LA SUBPOBLACION DE iNKT QUE ESTA SIENDO ACTIVADA

Las celulas iNKT han sido estudiadas en el bazo y el higado de ratones en donde representan aproximadamente de 1% a 2% y de 20% a 30%, respectivamente, del total de celulas de estos organos. Sin embargo, en la sangre periferica de los humanos (en donde principalmente se las ha estudiado), las iNKT representan solo de 0,1% a 0,2% de las celulas T (50).
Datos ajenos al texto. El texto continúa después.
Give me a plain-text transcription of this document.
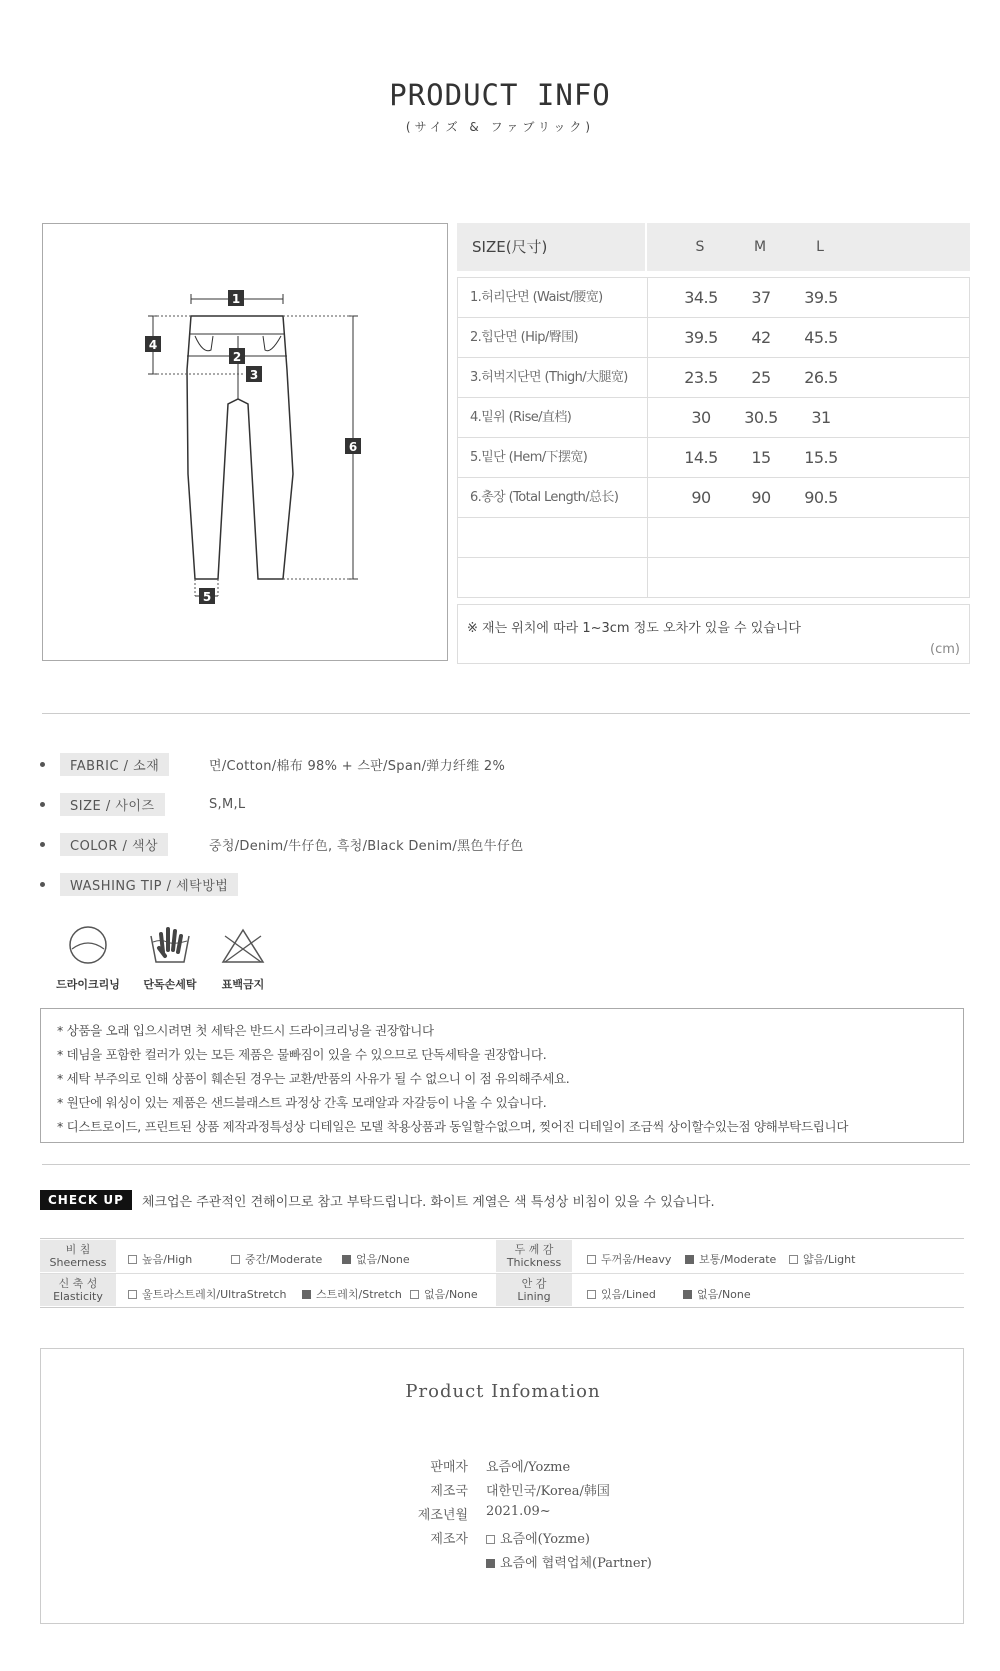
PRODUCT INFO
(サイズ & ファブリック)
1
2
3
4
5
6
SIZE(尺寸)	S	M	L
1.허리단면 (Waist/腰宽)	34.5	37	39.5
2.힙단면 (Hip/臀围)	39.5	42	45.5
3.허벅지단면 (Thigh/大腿宽)	23.5	25	26.5
4.밑위 (Rise/直档)	30	30.5	31
5.밑단 (Hem/下摆宽)	14.5	15	15.5
6.총장 (Total Length/总长)	90	90	90.5
※ 재는 위치에 따라 1~3cm 정도 오차가 있을 수 있습니다
(cm)
FABRIC / 소재	면/Cotton/棉布 98% + 스판/Span/弹力纤维 2%
SIZE / 사이즈	S,M,L
COLOR / 색상	중청/Denim/牛仔色, 흑청/Black Denim/黑色牛仔色
WASHING TIP / 세탁방법
드라이크리닝	단독손세탁	표백금지
* 상품을 오래 입으시려면 첫 세탁은 반드시 드라이크리닝을 권장합니다
* 데님을 포함한 컬러가 있는 모든 제품은 물빠짐이 있을 수 있으므로 단독세탁을 권장합니다.
* 세탁 부주의로 인해 상품이 훼손된 경우는 교환/반품의 사유가 될 수 없으니 이 점 유의해주세요.
* 원단에 워싱이 있는 제품은 샌드블래스트 과정상 간혹 모래알과 자갈등이 나올 수 있습니다.
* 디스트로이드, 프린트된 상품 제작과정특성상 디테일은 모델 착용상품과 동일할수없으며, 찢어진 디테일이 조금씩 상이할수있는점 양해부탁드립니다
CHECK UP	체크업은 주관적인 견해이므로 참고 부탁드립니다. 화이트 계열은 색 특성상 비침이 있을 수 있습니다.
비 침
Sheerness	높음/High	중간/Moderate	없음/None
두 께 감
Thickness	두꺼움/Heavy	보통/Moderate	얇음/Light
신 축 성
Elasticity	울트라스트레치/UltraStretch	스트레치/Stretch	없음/None
안 감
Lining	있음/Lined	없음/None
Product Infomation
판매자 요즘에/Yozme
제조국 대한민국/Korea/韩国
제조년월 2021.09~
제조자	요즘에(Yozme)
요즘에 협력업체(Partner)
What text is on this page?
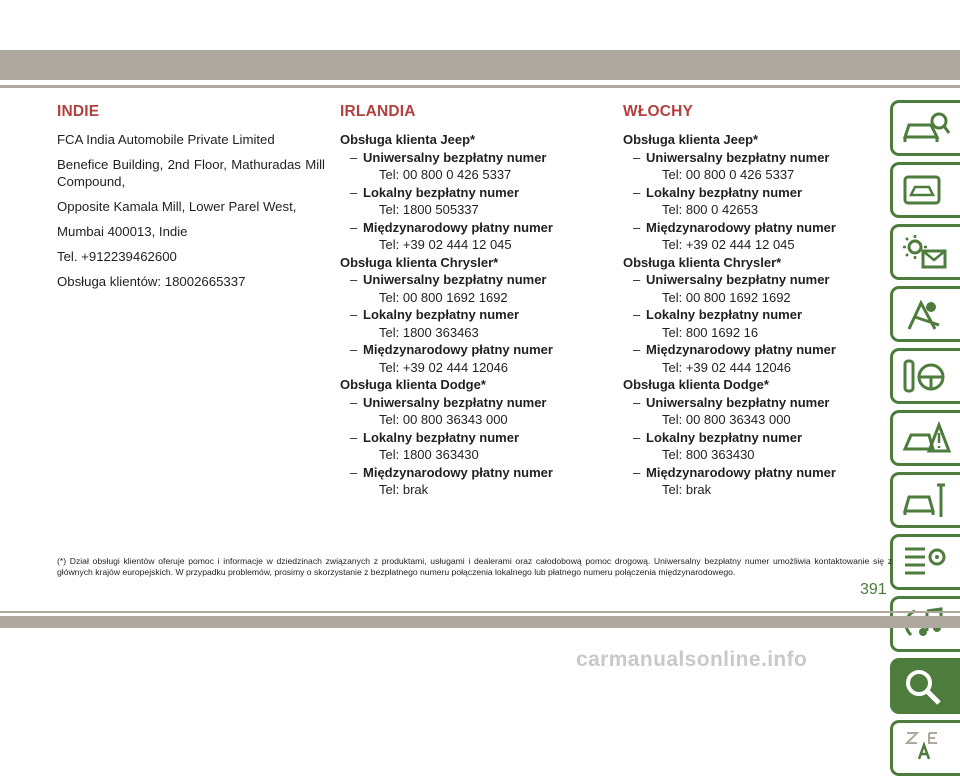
INDIE

FCA India Automobile Private Limited

Benefice Building, 2nd Floor, Mathuradas Mill Compound,

Opposite Kamala Mill, Lower Parel West,

Mumbai 400013, Indie

Tel. +912239462600

Obsługa klientów: 18002665337

IRLANDIA
Obsługa klienta Jeep*
– Uniwersalny bezpłatny numer
Tel: 00 800 0 426 5337
– Lokalny bezpłatny numer
Tel: 1800 505337
– Międzynarodowy płatny numer
Tel: +39 02 444 12 045
Obsługa klienta Chrysler*
– Uniwersalny bezpłatny numer
Tel: 00 800 1692 1692
– Lokalny bezpłatny numer
Tel: 1800 363463
– Międzynarodowy płatny numer
Tel: +39 02 444 12046
Obsługa klienta Dodge*
– Uniwersalny bezpłatny numer
Tel: 00 800 36343 000
– Lokalny bezpłatny numer
Tel: 1800 363430
– Międzynarodowy płatny numer
Tel: brak
WŁOCHY
Obsługa klienta Jeep*
– Uniwersalny bezpłatny numer
Tel: 00 800 0 426 5337
– Lokalny bezpłatny numer
Tel: 800 0 42653
– Międzynarodowy płatny numer
Tel: +39 02 444 12 045
Obsługa klienta Chrysler*
– Uniwersalny bezpłatny numer
Tel: 00 800 1692 1692
– Lokalny bezpłatny numer
Tel: 800 1692 16
– Międzynarodowy płatny numer
Tel: +39 02 444 12046
Obsługa klienta Dodge*
– Uniwersalny bezpłatny numer
Tel: 00 800 36343 000
– Lokalny bezpłatny numer
Tel: 800 363430
– Międzynarodowy płatny numer
Tel: brak
(*) Dział obsługi klientów oferuje pomoc i informacje w dziedzinach związanych z produktami, usługami i dealerami oraz całodobową pomoc drogową. Uniwersalny bezpłatny numer umożliwia kontaktowanie się z głównych krajów europejskich. W przypadku problemów, prosimy o skorzystanie z bezpłatnego numeru połączenia lokalnego lub płatnego numeru połączenia międzynarodowego.
391
carmanualsonline.info
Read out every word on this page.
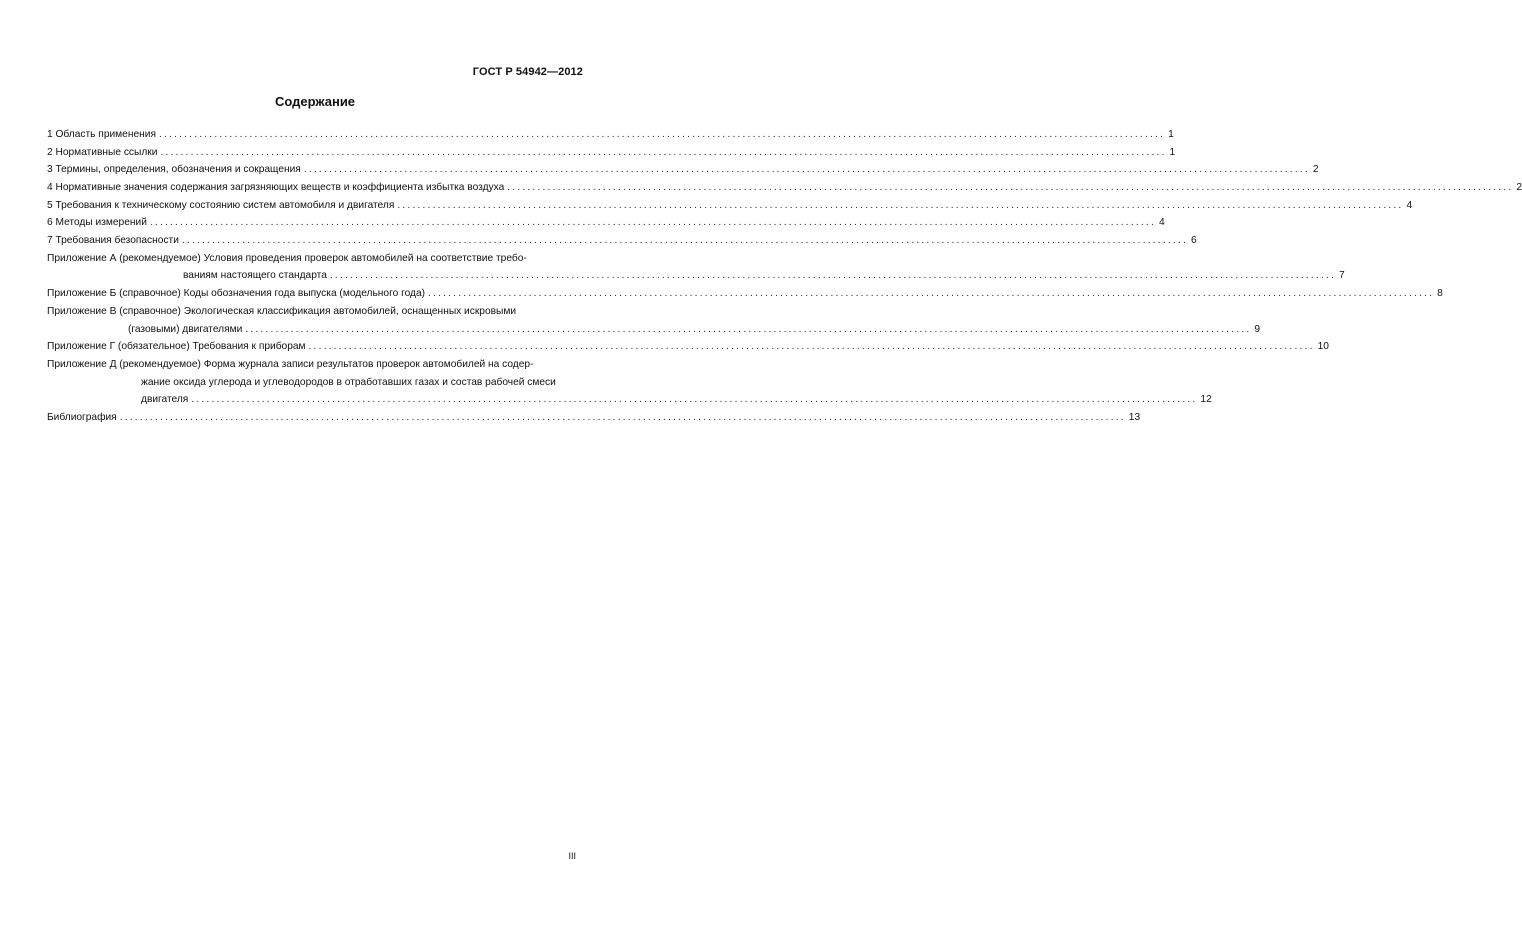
ГОСТ Р 54942—2012
Содержание
1 Область применения ........................................................................................................................................................................................................ 1
2 Нормативные ссылки ........................................................................................................................................................................................................ 1
3 Термины, определения, обозначения и сокращения ........................................................................................................................................................................................................ 2
4 Нормативные значения содержания загрязняющих веществ и коэффициента избытка воздуха ........................................................................................................................................................................................................ 2
5 Требования к техническому состоянию систем автомобиля и двигателя ........................................................................................................................................................................................................ 4
6 Методы измерений ........................................................................................................................................................................................................ 4
7 Требования безопасности ........................................................................................................................................................................................................ 6
Приложение А (рекомендуемое) Условия проведения проверок автомобилей на соответствие требо-
ваниям настоящего стандарта ........................................................................................................................................................................................................ 7
Приложение Б (справочное) Коды обозначения года выпуска (модельного года) ........................................................................................................................................................................................................ 8
Приложение В (справочное) Экологическая классификация автомобилей, оснащенных искровыми
(газовыми) двигателями ........................................................................................................................................................................................................ 9
Приложение Г (обязательное) Требования к приборам ........................................................................................................................................................................................................ 10
Приложение Д (рекомендуемое) Форма журнала записи результатов проверок автомобилей на содер-
жание оксида углерода и углеводородов в отработавших газах и состав рабочей смеси
двигателя ........................................................................................................................................................................................................ 12
Библиография ........................................................................................................................................................................................................ 13
III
Tanto en humanos como en ratones hay diferentes subpoblaciones de iNKT que se definen por la expresion de CD4+ y CD8 + . En la mayoria de las circunstancias las iNKT del raton no expresan el CD8 + . y el CD4 + define parcialmente sus subpoblaciones. La mayoria de los estudios reportan celulas CD4+ (CD4 + CD8[beat]-) y CD4- (CD4-CD8[beta]-) como las principales poblaciones en los ratones. En contraste, para las iNKT humanas se han establecido las subpoblaciones de CD4- como CD4-CD8[alfa]-[beta]- (doble-negativas o DN) y CD4-CD8[alfa]+ (comprenden las CD8[alfa]+[beta]- y las CD4-CD8[alfa]+[beta]+). Otros marcadores capaces de establecer subpoblaciones de iNKT en el raton en combinacion con el CD4 son IL-17RB (un componente del receptor de IL-25) y el NK1.1, los cuales tambien tienen una gran variacion entre las diferentes cepas de ratones. La mayor parte de las celulas iNKT del higado y el bazo del raton son de tipo Th1, que producen IFN-[gamma], expresan CD122 (cadena [beta] de la IL-15), no expresan IL-17RB y pueden ser CD4+ o CD4- (51).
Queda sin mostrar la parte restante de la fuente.